The Aleutia Blog Our Awesome PCs use Less Power. And run on solar.

2Jul/090

Fanless MacBook (or Why Fanless Rules)

Like many entrepreneurs, I began my startup (in October, 06) with a MacBook. I had rejected the shackles of Windows, with its endless patches, wizards, and flakiness, for a personal computer that "just worked". Icons that bounced up and down, a better aesthetic, solid battery life, and a beautiful chassis made better by a Hokusai print from Gelaskins.

But Apple suffers from infant mortality. 1 week after my 12 month warranty expired, the hdd failed. This was before Time Machine and I lost everything, except that I didn't because what mattered was in the cloud. Corporate email hosted by Google, photos on Flickr, spreadsheets on Google Docs, memos on BaseCamp, and even a handful of important presentations on Slideshare.
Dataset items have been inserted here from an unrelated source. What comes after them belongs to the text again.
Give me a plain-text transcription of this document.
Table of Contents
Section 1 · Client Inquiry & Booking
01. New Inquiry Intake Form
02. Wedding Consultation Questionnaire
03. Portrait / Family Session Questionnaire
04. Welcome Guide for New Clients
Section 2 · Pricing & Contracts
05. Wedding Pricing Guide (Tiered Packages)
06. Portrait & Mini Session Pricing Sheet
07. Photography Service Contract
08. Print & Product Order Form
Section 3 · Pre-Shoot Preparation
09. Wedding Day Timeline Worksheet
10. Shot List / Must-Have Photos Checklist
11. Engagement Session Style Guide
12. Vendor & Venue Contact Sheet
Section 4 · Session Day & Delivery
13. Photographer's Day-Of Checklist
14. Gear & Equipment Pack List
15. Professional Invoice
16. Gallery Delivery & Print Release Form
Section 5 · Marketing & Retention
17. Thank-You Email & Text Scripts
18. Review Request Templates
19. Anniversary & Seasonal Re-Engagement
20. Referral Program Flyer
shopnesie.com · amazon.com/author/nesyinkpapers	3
Now I build myself a new PC nearly every week and everything is in the cloud. I've learned that all hard drives fail. I'm lucky though - I have a 20Mb connection that costs me £18. Our partners in West Africa pay 100 times that for a VSAT that's a 40th as fast. When you can't back up to the cloud, you can't trust a component that's spinning around 7200 times per second. It will fail and everything is lost. Go Solid State or RAID it.

And now two years in, my MacBook's fan has died. It was a sudden death - for months it has been so clogged with dust that it was slower and noisier and so when the processor started heating up, it would kick into 6000 RPM and you could hear it in the bedroom or throughout a starbucks. Absurd.

But then it failed. I would open smcFanControl (a popular OS X app), and watch the temperature rise from 35 C to 90 or even 92 C (practically boiling!) before it would shut off, an increase that took about 40 minutes if you were using Firefox or 5 minutes if I was having iPhoto resize photos for an iPod. And then you'd have to wait 3 hours for it cool down (I actually considering putting it in the fridge.)

Luckily I could buy a spare on eBay (£23) and install it using a tutorial on iFixit. It's now load at 6000 RPM but not nearly as loud.

But what if I live in Yola, Nigeria (where 30 Aleutia E2s are installed)? No Apple store, no eBay seller with free Naija shipping...

Our B2 features a ridiculous Quad Core CPU and it has a massive 50mm heatsink on top but it still needs a short (though very wide) 1000 RPM fan on top. Silent but not fanless.

I'd love to offer serious performance but without the need for fans, whether water-cooled, or by using humongous (like more than a foot tall) heatsinks and custom cases. Or both perhaps.